We’ve mentioned objects a couple times now. Each time, we’ve directed them back toward the verb. So, let’s take a closer look at these parts of the sentence.

Unlike predicates, an object is not essential. Predicates are an essential part of a sentence because they contain verbs. Objects, however, provide further information that isn’t necessarily required. They are helpful, though, because they further explain the action of the verb. Once you see a few examples, it’ll all come together.
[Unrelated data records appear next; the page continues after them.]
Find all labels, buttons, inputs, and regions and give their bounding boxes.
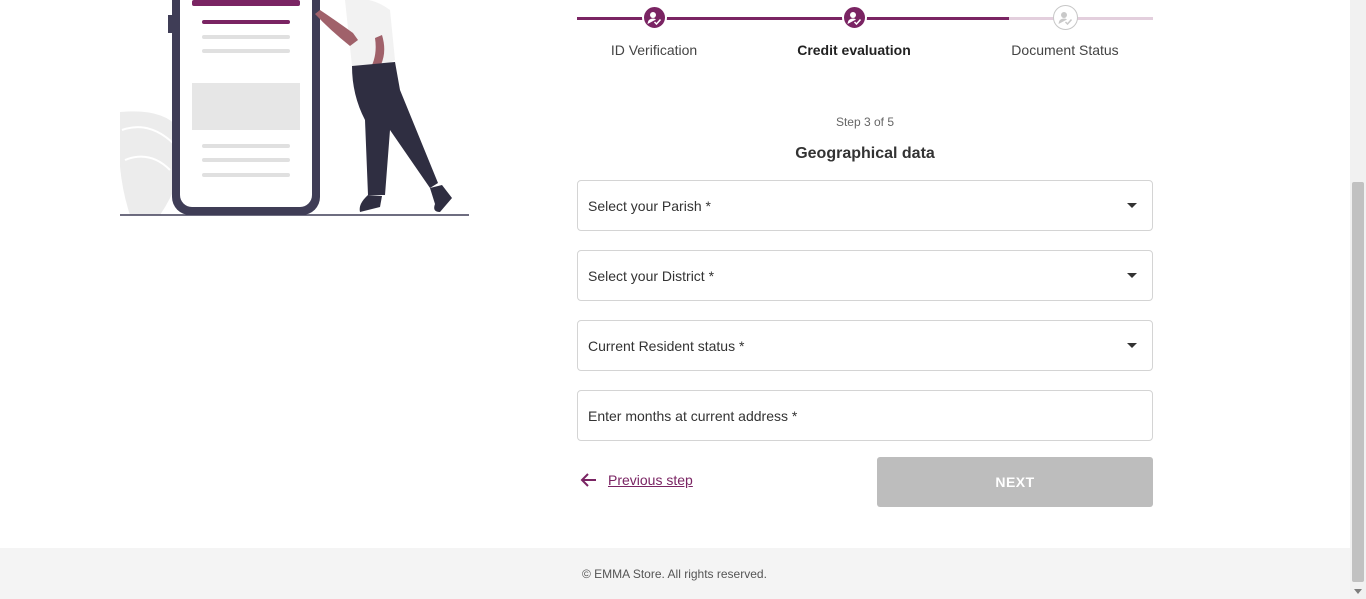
scrollbar-thumb[interactable] (1352, 182, 1364, 582)
chevron-down-icon (1127, 343, 1137, 348)
vertical-scrollbar[interactable] (1350, 0, 1366, 599)
step-label: Credit evaluation (797, 42, 911, 58)
chevron-down-icon (1127, 203, 1137, 208)
step-label: ID Verification (610, 42, 698, 58)
previous-step-label: Previous step (608, 472, 693, 488)
phone-illustration (118, 0, 470, 220)
step-counter: Step 3 of 5 (835, 115, 895, 129)
progress-stepper: ID Verification Credit evaluation Docume… (577, 0, 1153, 70)
previous-step-link[interactable]: Previous step (580, 471, 693, 489)
parish-select[interactable]: Select your Parish * (577, 180, 1153, 231)
next-button[interactable]: NEXT (877, 457, 1153, 507)
user-check-icon (841, 5, 867, 30)
chevron-down-icon (1127, 273, 1137, 278)
scroll-down-arrow-icon[interactable] (1354, 589, 1362, 594)
resident-status-placeholder: Current Resident status * (588, 337, 745, 354)
district-select-placeholder: Select your District * (588, 267, 715, 284)
user-check-icon (641, 5, 667, 30)
user-check-icon (1052, 5, 1078, 30)
resident-status-select[interactable]: Current Resident status * (577, 320, 1153, 371)
step-label: Document Status (1011, 42, 1119, 58)
months-at-address-input[interactable] (588, 407, 1142, 424)
months-at-address-field[interactable] (577, 390, 1153, 441)
step-credit-evaluation: Credit evaluation (779, 5, 929, 58)
step-document-status: Document Status (995, 5, 1135, 58)
district-select[interactable]: Select your District * (577, 250, 1153, 301)
copyright-text: © EMMA Store. All rights reserved. (582, 567, 767, 581)
step-id-verification: ID Verification (577, 5, 731, 58)
parish-select-placeholder: Select your Parish * (588, 197, 711, 214)
form-title: Geographical data (795, 145, 935, 162)
footer: © EMMA Store. All rights reserved. (0, 548, 1350, 599)
arrow-left-icon (580, 473, 596, 487)
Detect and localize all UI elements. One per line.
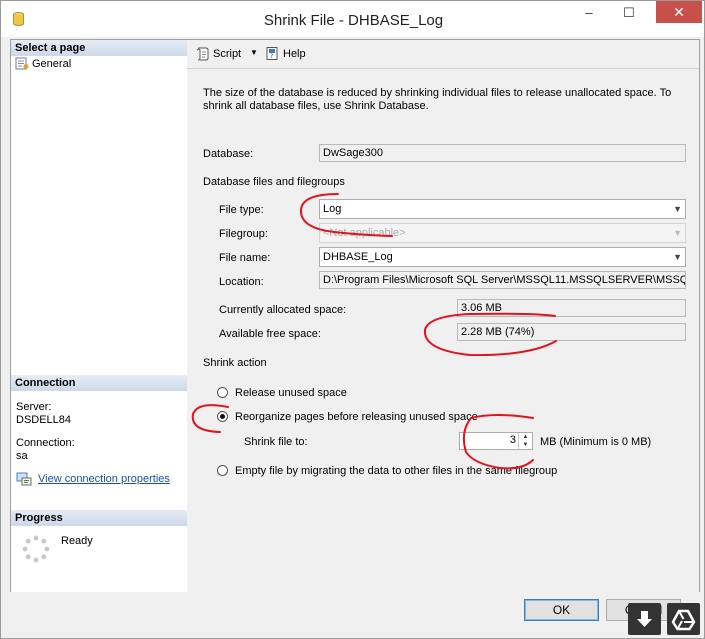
allocated-space-label: Currently allocated space: [219, 304, 347, 316]
drive-overlay-button[interactable] [667, 603, 700, 635]
empty-file-radio[interactable] [217, 465, 228, 476]
chevron-down-icon: ▼ [673, 228, 682, 238]
connection-label: Connection: [16, 437, 75, 449]
release-unused-radio[interactable] [217, 387, 228, 398]
sidebar-item-general[interactable]: General [15, 57, 71, 70]
free-space-label: Available free space: [219, 328, 321, 340]
svg-text:?: ? [270, 53, 273, 60]
title-bar: Shrink File - DHBASE_Log – ☐ ✕ [1, 1, 704, 37]
progress-header: Progress [11, 510, 187, 526]
script-icon [196, 47, 209, 61]
file-name-value: DHBASE_Log [323, 251, 393, 263]
view-properties-link[interactable]: View connection properties [38, 473, 170, 485]
view-connection-properties[interactable]: View connection properties [16, 472, 170, 486]
progress-spinner-icon [22, 535, 50, 563]
close-button[interactable]: ✕ [656, 1, 702, 23]
description-text: The size of the database is reduced by s… [203, 87, 672, 112]
sidebar: Select a page General Connection Server:… [10, 39, 188, 593]
files-group-label: Database files and filegroups [203, 176, 345, 188]
script-dropdown-icon[interactable]: ▼ [250, 48, 258, 57]
help-icon: ? [266, 47, 278, 60]
script-button[interactable]: Script [195, 46, 241, 61]
file-type-label: File type: [219, 204, 264, 216]
google-drive-icon [671, 609, 696, 631]
free-space-field: 2.28 MB (74%) [457, 323, 686, 341]
sidebar-item-label: General [32, 57, 72, 70]
server-value: DSDELL84 [16, 414, 72, 426]
help-label: Help [283, 47, 306, 60]
shrink-to-stepper[interactable]: 3 ▲ ▼ [459, 432, 533, 450]
empty-file-label[interactable]: Empty file by migrating the data to othe… [235, 465, 557, 477]
progress-status: Ready [61, 535, 93, 547]
spin-up-icon[interactable]: ▲ [518, 433, 532, 441]
select-page-header: Select a page [11, 40, 187, 56]
chevron-down-icon: ▼ [673, 204, 682, 214]
server-label: Server: [16, 401, 52, 413]
minimize-button[interactable]: – [574, 5, 604, 25]
help-button[interactable]: ? Help [265, 46, 306, 61]
shrink-unit-label: MB (Minimum is 0 MB) [540, 436, 652, 448]
maximize-button[interactable]: ☐ [614, 5, 644, 25]
filegroup-select: <Not applicable> ▼ [319, 223, 686, 243]
filegroup-label: Filegroup: [219, 228, 268, 240]
download-arrow-icon [637, 611, 652, 627]
properties-icon [16, 472, 32, 486]
spin-down-icon[interactable]: ▼ [518, 441, 532, 449]
connection-header: Connection [11, 375, 187, 391]
main-panel: Script ▼ ? Help The size of the database… [187, 39, 700, 593]
filegroup-value: <Not applicable> [323, 227, 406, 239]
reorganize-radio[interactable] [217, 411, 228, 422]
shrink-to-label: Shrink file to: [244, 436, 308, 448]
reorganize-label[interactable]: Reorganize pages before releasing unused… [235, 411, 478, 423]
allocated-space-field: 3.06 MB [457, 299, 686, 317]
shrink-file-dialog: Shrink File - DHBASE_Log – ☐ ✕ Select a … [0, 0, 705, 639]
download-overlay-button[interactable] [628, 603, 661, 635]
file-name-select[interactable]: DHBASE_Log ▼ [319, 247, 686, 267]
file-type-value: Log [323, 203, 342, 215]
database-field: DwSage300 [319, 144, 686, 162]
connection-value: sa [16, 450, 28, 462]
release-unused-label[interactable]: Release unused space [235, 387, 347, 399]
location-field: D:\Program Files\Microsoft SQL Server\MS… [319, 271, 686, 289]
page-settings-icon [15, 57, 29, 70]
database-label: Database: [203, 148, 254, 160]
ok-button[interactable]: OK [524, 599, 599, 621]
dialog-footer: OK Cancel [1, 592, 704, 638]
file-name-label: File name: [219, 252, 271, 264]
script-label: Script [213, 47, 242, 60]
shrink-action-label: Shrink action [203, 357, 267, 369]
toolbar: Script ▼ ? Help [187, 40, 699, 69]
shrink-to-value[interactable]: 3 [510, 434, 516, 446]
location-label: Location: [219, 276, 264, 288]
chevron-down-icon: ▼ [673, 252, 682, 262]
file-type-select[interactable]: Log ▼ [319, 199, 686, 219]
  • Katherine walked her dog.
    Here, “Katherine” is the subject and “walked” is the verb. But, Katherine walked what? The answer is “her dog.” Again, objects expand verbs. This sentence didn’t simply read “Katherine walked.” Rather, it provides further detail, thanks to the object of the verb “her dog.”
  • They ran to the playground.
    In this sentence, “They” is the subject. “Ran” is the action verb. But, for more information, we learn where they ran. That is, “to the playground,” making it the object of the verb.
  • With gratitude, I opened the present and shimmered with joy.
    Don’t be fooled by the added components in this sentence: “With gratitude" is simply an opening clause, “and shimmered with joy” is added detail. “I” is the subject. “Opened” is the action verb. What was opened? “The present,” making it the object in this sentence.
  • I lit the candles.
    In this sentence, “I” is the subject. “Lit” is the action verb. What was lit? “The candles,” making that the object.
  • Sharon and Patrick walked their dogs together.
    In this example, “Sharon and Patrick” are the subject of the sentence. “Walked” is the action verb. But what was walked? “Their dogs.”
    Remember that “walked their dogs together” is the predicate of the sentence, encompassing the verb and the object of the sentence.
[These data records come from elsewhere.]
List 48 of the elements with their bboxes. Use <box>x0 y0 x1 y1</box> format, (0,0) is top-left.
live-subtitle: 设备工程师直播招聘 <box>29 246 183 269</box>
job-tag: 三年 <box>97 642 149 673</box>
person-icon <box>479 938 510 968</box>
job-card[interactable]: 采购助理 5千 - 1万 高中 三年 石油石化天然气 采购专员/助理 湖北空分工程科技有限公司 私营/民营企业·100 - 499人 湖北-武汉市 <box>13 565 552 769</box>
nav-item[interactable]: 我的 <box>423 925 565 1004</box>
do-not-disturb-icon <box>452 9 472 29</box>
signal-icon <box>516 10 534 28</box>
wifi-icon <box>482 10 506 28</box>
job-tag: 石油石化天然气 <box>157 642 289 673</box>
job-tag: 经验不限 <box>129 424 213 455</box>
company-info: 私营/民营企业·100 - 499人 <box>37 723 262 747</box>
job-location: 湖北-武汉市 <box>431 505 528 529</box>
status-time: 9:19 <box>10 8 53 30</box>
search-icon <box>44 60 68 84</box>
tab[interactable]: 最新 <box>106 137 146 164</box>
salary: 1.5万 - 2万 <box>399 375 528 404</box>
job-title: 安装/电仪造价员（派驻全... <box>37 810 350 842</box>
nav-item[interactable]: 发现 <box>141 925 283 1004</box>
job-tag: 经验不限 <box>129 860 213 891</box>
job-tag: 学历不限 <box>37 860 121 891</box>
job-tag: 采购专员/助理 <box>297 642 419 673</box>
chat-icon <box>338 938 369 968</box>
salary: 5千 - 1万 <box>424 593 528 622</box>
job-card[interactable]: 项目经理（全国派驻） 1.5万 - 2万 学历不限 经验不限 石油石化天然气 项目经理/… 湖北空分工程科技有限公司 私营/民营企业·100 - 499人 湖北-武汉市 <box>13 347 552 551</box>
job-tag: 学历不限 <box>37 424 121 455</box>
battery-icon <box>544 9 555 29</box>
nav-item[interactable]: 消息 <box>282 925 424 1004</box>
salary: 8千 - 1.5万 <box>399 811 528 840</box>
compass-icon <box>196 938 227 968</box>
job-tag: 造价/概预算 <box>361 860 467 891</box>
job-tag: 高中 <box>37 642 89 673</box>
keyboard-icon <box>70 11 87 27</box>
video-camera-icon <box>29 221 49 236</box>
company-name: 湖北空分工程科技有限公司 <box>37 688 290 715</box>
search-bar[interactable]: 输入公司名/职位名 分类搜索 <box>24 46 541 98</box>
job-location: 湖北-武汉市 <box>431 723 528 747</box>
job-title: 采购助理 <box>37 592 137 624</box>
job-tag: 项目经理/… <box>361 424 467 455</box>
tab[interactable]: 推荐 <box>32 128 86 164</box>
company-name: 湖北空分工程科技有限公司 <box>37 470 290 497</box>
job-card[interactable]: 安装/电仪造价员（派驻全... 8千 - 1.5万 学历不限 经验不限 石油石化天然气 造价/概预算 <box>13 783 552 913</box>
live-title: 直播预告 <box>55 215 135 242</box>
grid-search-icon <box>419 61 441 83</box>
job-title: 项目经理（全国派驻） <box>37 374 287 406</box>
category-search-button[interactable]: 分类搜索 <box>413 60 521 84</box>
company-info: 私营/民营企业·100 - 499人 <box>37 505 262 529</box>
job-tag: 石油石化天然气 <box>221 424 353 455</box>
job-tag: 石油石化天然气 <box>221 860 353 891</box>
There are two types of objects: direct objects and indirect objects. Each example above contained a direct object. It answered the question “who” or “what” was carrying out the action of the verb. It’s important to understand indirect objects, as well. Let’s look at two examples.
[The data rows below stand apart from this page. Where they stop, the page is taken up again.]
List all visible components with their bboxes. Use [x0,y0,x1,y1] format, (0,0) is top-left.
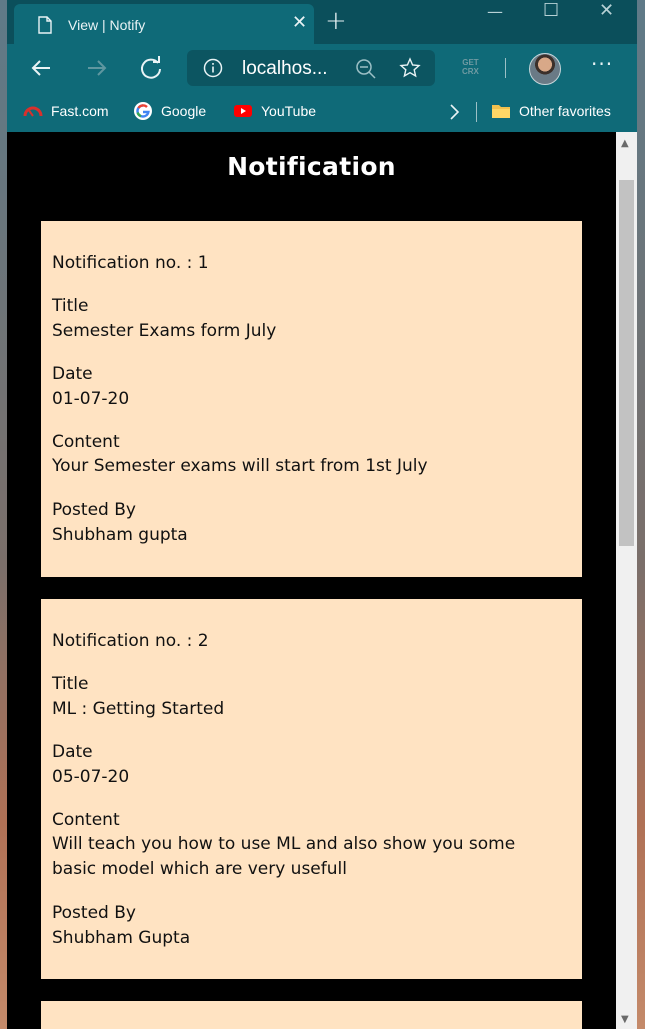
profile-avatar[interactable] [529,53,561,85]
favorite-star-icon[interactable] [399,57,421,79]
vertical-scrollbar[interactable]: ▲ ▼ [616,132,637,1029]
chevron-right-icon[interactable] [447,102,461,122]
page-title: Notification [227,152,396,181]
posted-by-value: Shubham gupta [52,525,188,545]
zoom-out-icon[interactable] [355,58,377,80]
maximize-icon[interactable]: ☐ [543,0,559,21]
favorites-separator [476,102,477,122]
navigation-bar: localhos... GET CRX ··· [7,44,637,92]
folder-icon [492,105,510,118]
other-favorites[interactable]: Other favorites [491,101,611,121]
info-icon[interactable] [203,58,223,78]
notification-card: Notification no. : 2 Title ML : Getting … [41,599,582,979]
notification-card: Notification no. : 1 Title Semester Exam… [41,221,582,577]
posted-by-label: Posted By [52,903,136,923]
google-icon [134,102,152,120]
posted-by-label: Posted By [52,500,136,520]
title-label: Title [52,674,89,694]
tab-view-notify[interactable]: View | Notify ✕ [14,4,314,44]
date-label: Date [52,742,93,762]
back-arrow-icon[interactable] [27,54,55,82]
content-value: Will teach you how to use ML and also sh… [52,834,516,879]
scroll-up-arrow-icon[interactable]: ▲ [621,138,629,149]
youtube-icon [234,105,252,117]
favorites-bar: Fast.com Google YouTube Other favorites [7,92,637,132]
address-bar[interactable]: localhos... [187,50,435,86]
title-value: ML : Getting Started [52,699,225,719]
favorite-fastcom[interactable]: Fast.com [23,101,109,121]
browser-window: View | Notify ✕ + — ☐ ✕ localhos... GET … [7,0,637,1029]
fastcom-icon [23,106,43,117]
title-value: Semester Exams form July [52,321,277,341]
scroll-down-arrow-icon[interactable]: ▼ [621,1014,629,1025]
new-tab-button[interactable]: + [325,8,347,34]
scrollbar-thumb[interactable] [619,180,634,546]
notification-card-partial [41,1001,582,1029]
title-label: Title [52,296,89,316]
url-text[interactable]: localhos... [242,58,328,80]
notification-number: Notification no. : 1 [52,253,209,273]
posted-by-value: Shubham Gupta [52,928,191,948]
date-label: Date [52,364,93,384]
tab-strip: View | Notify ✕ + — ☐ ✕ [7,0,637,44]
minimize-icon[interactable]: — [487,2,503,21]
date-value: 01-07-20 [52,389,130,409]
forward-arrow-icon[interactable] [83,54,111,82]
close-window-icon[interactable]: ✕ [599,0,614,21]
notification-number: Notification no. : 2 [52,631,209,651]
content-label: Content [52,432,120,452]
page-icon [38,16,52,34]
content-value: Your Semester exams will start from 1st … [52,456,428,476]
content-label: Content [52,810,120,830]
refresh-icon[interactable] [137,54,165,82]
page-viewport: Notification Notification no. : 1 Title … [7,132,616,1029]
toolbar-separator [505,58,506,78]
date-value: 05-07-20 [52,767,130,787]
tab-close-icon[interactable]: ✕ [292,14,307,32]
tab-title: View | Notify [68,17,146,33]
favorite-google[interactable]: Google [133,101,206,121]
favorite-youtube[interactable]: YouTube [233,101,316,121]
more-options-icon[interactable]: ··· [591,52,613,76]
get-crx-extension-icon[interactable]: GET CRX [462,58,479,76]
  • I sent my mom a postcard from Paris.
    Here, “I” is the subject and “sent” is the verb. Sent what? “A postcard,” this is the direct object. But, who received the postcard? “My mom” received the postcard, making it the indirect object of the verb.
  • Emma gave me her gift card.
    In this example, “Emma” is the subject and “gave” is the verb. Gave what? “Gift card” is the direct object.“Me” is the indirect object that received the gift card.

Tell a Better Story

It’s useful to know that verbs point back to subjects, predicates encompass verbs, and objects point back to verbs. Understanding what we write and how to use each part of speech will make us more powerful writers.

Now you can see that a sentence is a multi-faceted thing, containing several useful components. This is why diagramming sentences is so powerful. It allows us to visualize each component and effectively use them to tell a better story.